Een fotokopie heeft enkel bewijswaarde indien de partijen het erover eens zijn dat zij overeenstemt met een bestaand origineel document. Dit neemt niet weg dat wanneer een kopie van een onderhandse overeenkomst wordt opgesteld, de wederpartij gehouden is loyaal mee te werken om het onvolkomen bewijs te verhelpen. De wederpartij bij de schriftelijke onderhandse overeenkomst mag verondersteld worden ook over een origineel (minstens kopie) te beschikken wanneer deze het bestaan van de schriftelijke overeenkomst erkent maar zou beweren dat er aan het document geknoeid is.

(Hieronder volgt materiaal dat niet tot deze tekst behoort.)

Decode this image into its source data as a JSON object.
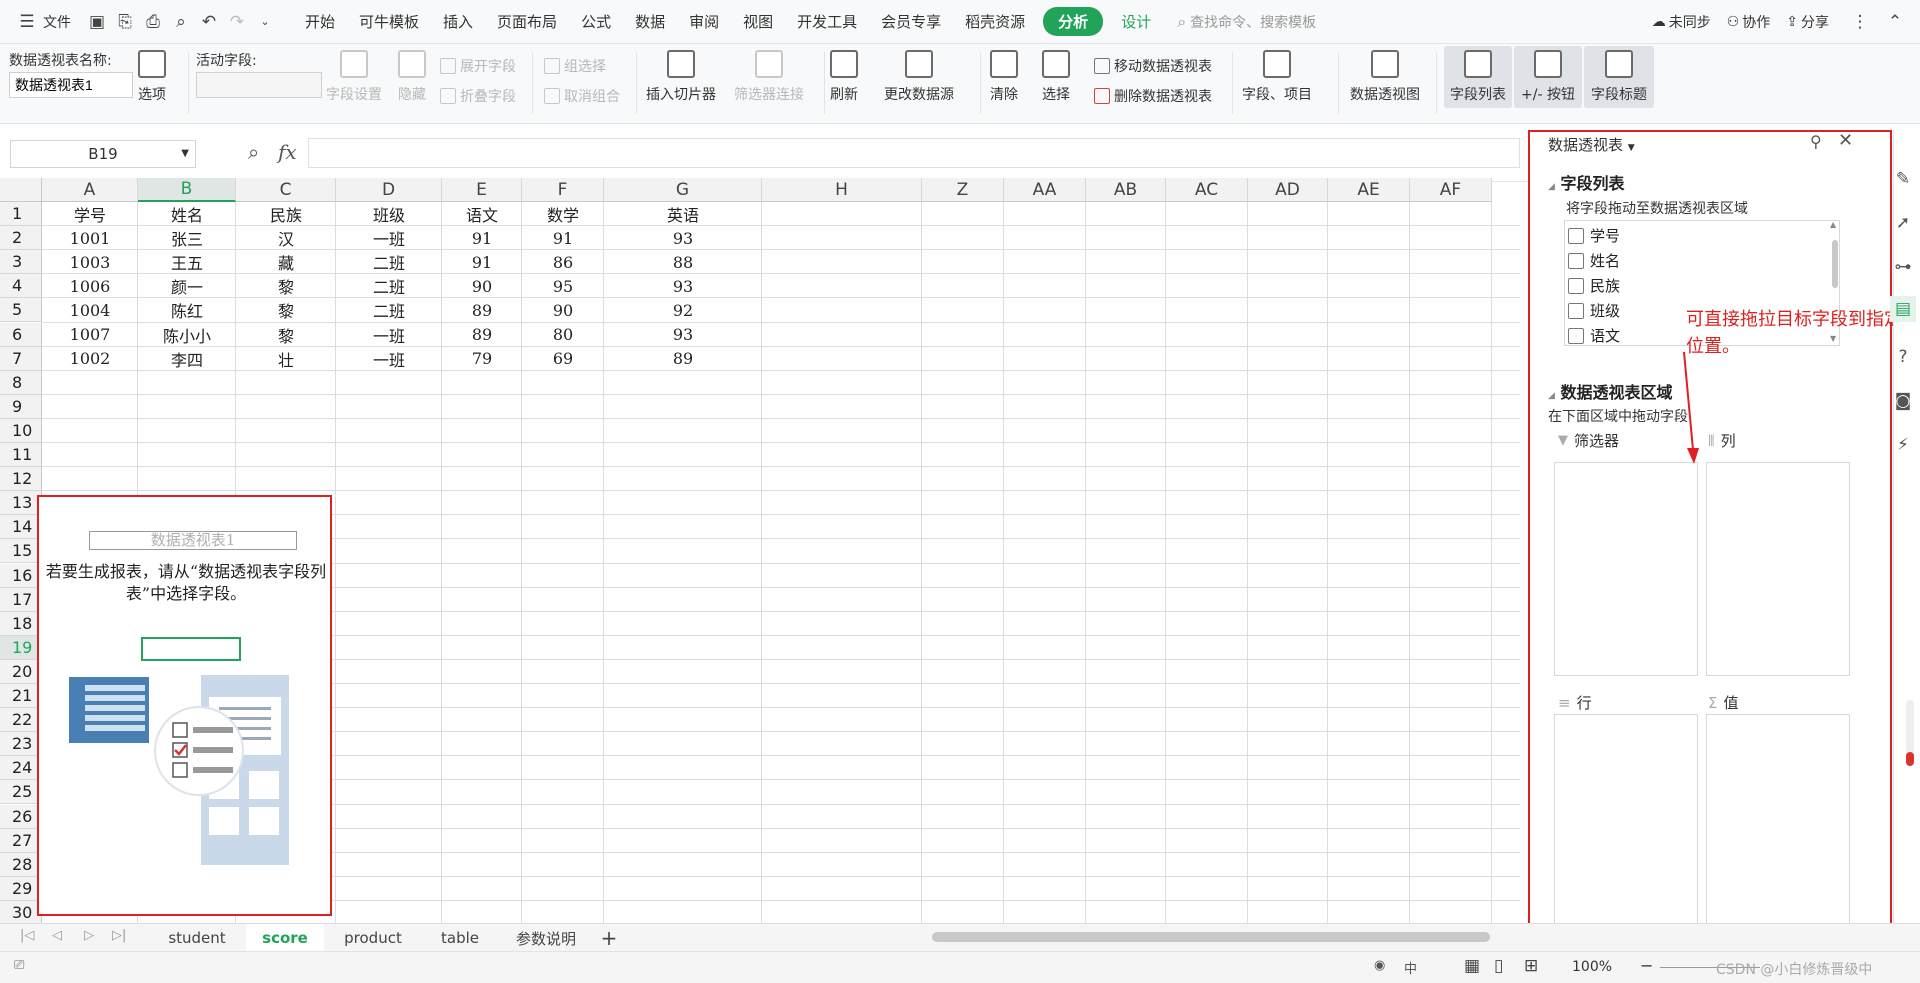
{
  "menubar": {
    "file": "文件",
    "tabs": [
      "开始",
      "可牛模板",
      "插入",
      "页面布局",
      "公式",
      "数据",
      "审阅",
      "视图",
      "开发工具",
      "会员专享",
      "稻壳资源"
    ],
    "active_tab": "分析",
    "design_tab": "设计",
    "search_placeholder": "查找命令、搜索模板",
    "sync": "未同步",
    "collab": "协作",
    "share": "分享"
  },
  "ribbon": {
    "pivot_name_label": "数据透视表名称:",
    "pivot_name_value": "数据透视表1",
    "options": "选项",
    "active_field_label": "活动字段:",
    "field_settings": "字段设置",
    "hide": "隐藏",
    "expand_field": "展开字段",
    "collapse_field": "折叠字段",
    "group_select": "组选择",
    "ungroup": "取消组合",
    "insert_slicer": "插入切片器",
    "filter_connect": "筛选器连接",
    "refresh": "刷新",
    "change_source": "更改数据源",
    "clear": "清除",
    "select": "选择",
    "move_pivot": "移动数据透视表",
    "delete_pivot": "删除数据透视表",
    "fields_items": "字段、项目",
    "pivot_chart": "数据透视图",
    "field_list": "字段列表",
    "plus_minus": "+/- 按钮",
    "field_headers": "字段标题"
  },
  "formula_bar": {
    "name_box": "B19",
    "fx": "fx",
    "value": ""
  },
  "sheet": {
    "columns": [
      "A",
      "B",
      "C",
      "D",
      "E",
      "F",
      "G",
      "H",
      "Z",
      "AA",
      "AB",
      "AC",
      "AD",
      "AE",
      "AF"
    ],
    "selected_column": "B",
    "selected_row": "19",
    "row_numbers": [
      "1",
      "2",
      "3",
      "4",
      "5",
      "6",
      "7",
      "8",
      "9",
      "10",
      "11",
      "12",
      "13",
      "14",
      "15",
      "16",
      "17",
      "18",
      "19",
      "20",
      "21",
      "22",
      "23",
      "24",
      "25",
      "26",
      "27",
      "28",
      "29",
      "30"
    ],
    "header_row": [
      "学号",
      "姓名",
      "民族",
      "班级",
      "语文",
      "数学",
      "英语"
    ],
    "rows": [
      [
        "1001",
        "张三",
        "汉",
        "一班",
        "91",
        "91",
        "93"
      ],
      [
        "1003",
        "王五",
        "藏",
        "二班",
        "91",
        "86",
        "88"
      ],
      [
        "1006",
        "颜一",
        "黎",
        "二班",
        "90",
        "95",
        "93"
      ],
      [
        "1004",
        "陈红",
        "黎",
        "二班",
        "89",
        "90",
        "92"
      ],
      [
        "1007",
        "陈小小",
        "黎",
        "一班",
        "89",
        "80",
        "93"
      ],
      [
        "1002",
        "李四",
        "壮",
        "一班",
        "79",
        "69",
        "89"
      ]
    ]
  },
  "pivot_placeholder": {
    "title": "数据透视表1",
    "hint": "若要生成报表，请从“数据透视表字段列表”中选择字段。"
  },
  "pane": {
    "header": "数据透视表",
    "field_list_title": "字段列表",
    "field_list_hint": "将字段拖动至数据透视表区域",
    "fields": [
      "学号",
      "姓名",
      "民族",
      "班级",
      "语文"
    ],
    "areas_title": "数据透视表区域",
    "areas_hint": "在下面区域中拖动字段",
    "filter_label": "筛选器",
    "column_label": "列",
    "row_label": "行",
    "value_label": "值",
    "annotation": "可直接拖拉目标字段到指定位置。"
  },
  "tabs": {
    "sheets": [
      "student",
      "score",
      "product",
      "table",
      "参数说明"
    ],
    "active": "score",
    "add": "+"
  },
  "status": {
    "zoom": "100%",
    "watermark": "CSDN @小白修炼晋级中"
  },
  "colors": {
    "accent": "#21a35a",
    "annotation_red": "#e02020",
    "grid_line": "#dadde4"
  }
}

De houding van een partij die geen andere kopie of kopij van de overeenkomst voorlegt ter ondersteuning van de ingeroepen bewering van vervalsing, is deloyaal en wordt afgestraft door het onvolkomen bewijs (de kopie van de onderhandse akte) als bewijskrachtig te aanvaarden.
Een afschrift levert alleen bewijs op van wat in de titel voorkomt, wanneer de oorspronkelijke titel bestaat en kan worden vertoond (artikel 1334 oud BW – 8.25 NBW) ).

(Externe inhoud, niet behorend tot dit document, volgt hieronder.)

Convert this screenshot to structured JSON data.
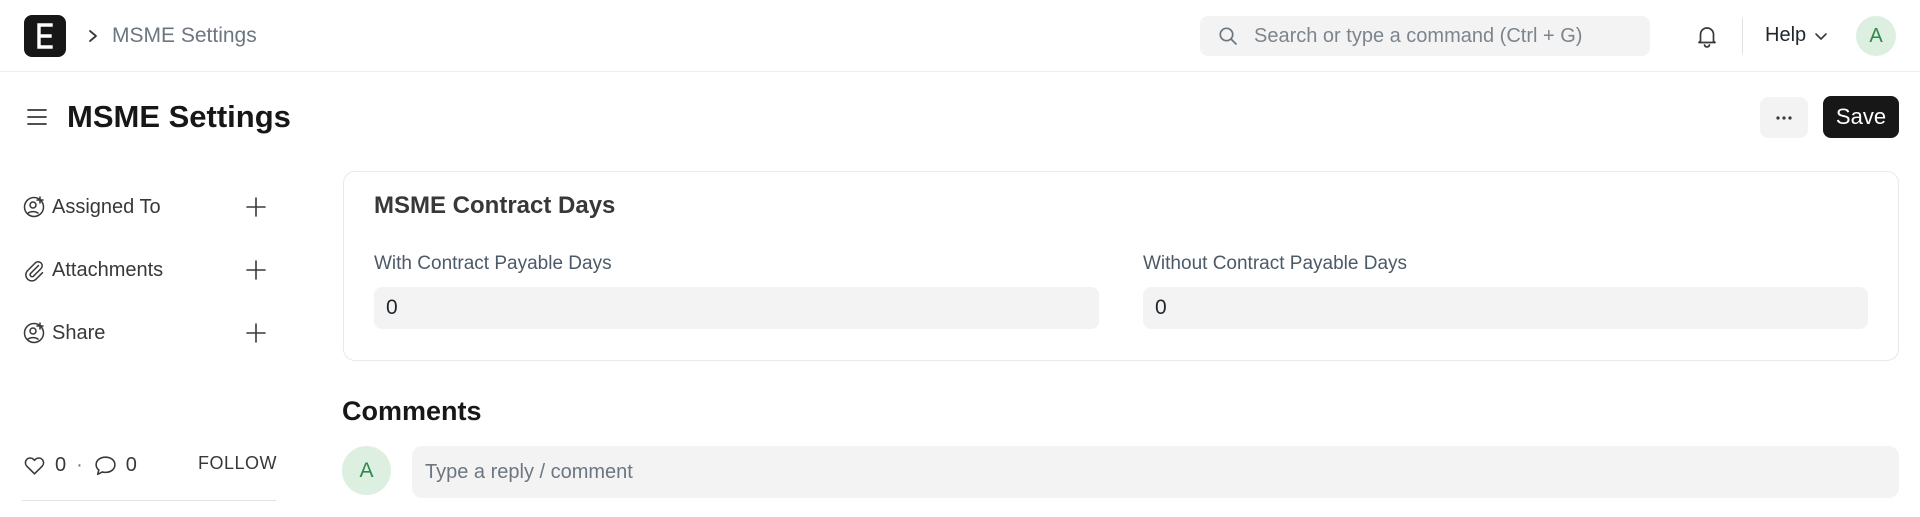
{
  "navbar": {
    "logo_letter": "E",
    "breadcrumb": "MSME Settings",
    "search_placeholder": "Search or type a command (Ctrl + G)",
    "help_label": "Help",
    "user_initial": "A"
  },
  "page": {
    "title": "MSME Settings",
    "more_label": "···",
    "save_label": "Save"
  },
  "sidebar": {
    "items": [
      {
        "label": "Assigned To",
        "icon": "add-user-icon"
      },
      {
        "label": "Attachments",
        "icon": "paperclip-icon"
      },
      {
        "label": "Share",
        "icon": "share-user-icon"
      }
    ],
    "likes": "0",
    "comments": "0",
    "follow_label": "FOLLOW"
  },
  "form": {
    "section_title": "MSME Contract Days",
    "fields": [
      {
        "label": "With Contract Payable Days",
        "value": "0"
      },
      {
        "label": "Without Contract Payable Days",
        "value": "0"
      }
    ]
  },
  "comments": {
    "title": "Comments",
    "user_initial": "A",
    "placeholder": "Type a reply / comment"
  },
  "colors": {
    "primary_button": "#171717",
    "avatar_bg": "#dcefe0",
    "avatar_text": "#2f8a4a",
    "input_bg": "#f3f3f3"
  }
}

Dit principe geldt zo voor authentieke als voor onderhandse akten (zie ook: H. De Page, Traité élémentaire de droit civil belge, T.III, Brussel, Bruylant, 1942, nr. 833 p. 822-824).
Een kopie waarvan het origineel niet kan worden vertoond en waarvan de conformiteit met het origineel wordt betwist (a fortiori, indien wordt betwist dat er een “origineel” bestaat) heeft geen bewijswaarde als ‘akte’ in de zin van artikel 1341 oud BW. – 8.9 NBW)

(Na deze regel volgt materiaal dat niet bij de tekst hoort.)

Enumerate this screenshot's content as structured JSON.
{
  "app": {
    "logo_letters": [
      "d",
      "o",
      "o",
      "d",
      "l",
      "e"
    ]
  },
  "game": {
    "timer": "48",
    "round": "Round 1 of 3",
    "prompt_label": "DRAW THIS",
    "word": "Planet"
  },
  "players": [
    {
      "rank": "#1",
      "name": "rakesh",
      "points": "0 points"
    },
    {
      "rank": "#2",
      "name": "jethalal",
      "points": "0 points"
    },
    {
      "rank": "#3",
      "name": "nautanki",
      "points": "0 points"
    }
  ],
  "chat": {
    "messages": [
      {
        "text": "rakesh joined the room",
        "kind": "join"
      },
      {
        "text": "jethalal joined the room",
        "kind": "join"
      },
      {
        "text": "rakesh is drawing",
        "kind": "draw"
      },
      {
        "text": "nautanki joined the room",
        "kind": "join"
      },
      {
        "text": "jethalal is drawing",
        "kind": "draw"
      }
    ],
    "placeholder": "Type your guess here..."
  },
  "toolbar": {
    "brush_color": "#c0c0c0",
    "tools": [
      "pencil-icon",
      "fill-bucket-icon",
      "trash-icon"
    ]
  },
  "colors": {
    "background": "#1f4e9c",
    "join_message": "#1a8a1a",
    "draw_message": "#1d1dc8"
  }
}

Op een kopie figureert per definitie ook geen manuscripte fysieke handtekening, die uitgerekend hét kwalificerend element is om van een “akte” te kunnen gewagen.
Met toepassing van artikel 1328 oud BW (8.22 NBW) hebben onderhandse akten t.a.v. derden geen dagtekening dan van de dag waarop zij zijn geregistreerd, ofwel van de dag van het overlijden van degene die de akte heeft ondertekend, ofwel van de dag waarop de hoofdinhoud is vastgesteld in akten door openbare ambtenaren opgemaakt.
Nieuw bewijsrecht in burgerlijke zaken vanaf 1 november 2020
Wet 13 april 2019 Nieuw Burgerlijk wetboek Bewijs
Ilse Vogelaere, Nieuwe bewijsregels in burgerlijk recht vanaf 1 november 2020, De Juristenkrant, 390 29 mei 2019, pagina 3.
Uittreksel uit het NBW
Art. 8.22. De onderhandse akte verkrijgt, ten aanzien van derden, geen vaste dagtekening dan:
- 1°van de dag waarop zij is geregistreerd, ofwel
- 2°van de dag waarop de hoofdinhoud ervan is vastgesteld in een authentieke akte, ofwel
- 3°van de dag waarop minstens één van de partijen de akte of de datum ervan niet langer kan wijzigen, onder meer ten gevolge van het overlijden van een van hen.
Art. 8.23 De onderhandse akte die overeenkomstig de bepalingen van deze onderafdeling door de advocaten wordt medeondertekend levert een volledig bewijs op van het geschrift en van de handtekening van de bij de akte betrokken partijen, zowel onderling als tegenover hun erfgenamen of rechtverkrijgenden.
De akte wordt medeondertekend door de advocaten van alle partijen, waarbij elke partij met een onderscheiden belang door een andere advocaat moet worden bijgestaan. In voorkomend geval is de valsheidsprocedure in burgerlijke zaken van toepassing op die akte.
Door de akte mede te ondertekenen, verklaart de advocaat dat hij de partij of partijen die hij bijstaat, volledig heeft ingelicht over de rechtsgevolgen van die akte. Zulks wordt in de akte vermeld.
Behoudens als een bepaling uitdrukkelijk afwijkt van dit artikel, hoeft op de door de advocaten van alle partijen medeondertekende onderhandse akte geen enkele bij wet opgelegde handgeschreven vermelding te worden aangebracht.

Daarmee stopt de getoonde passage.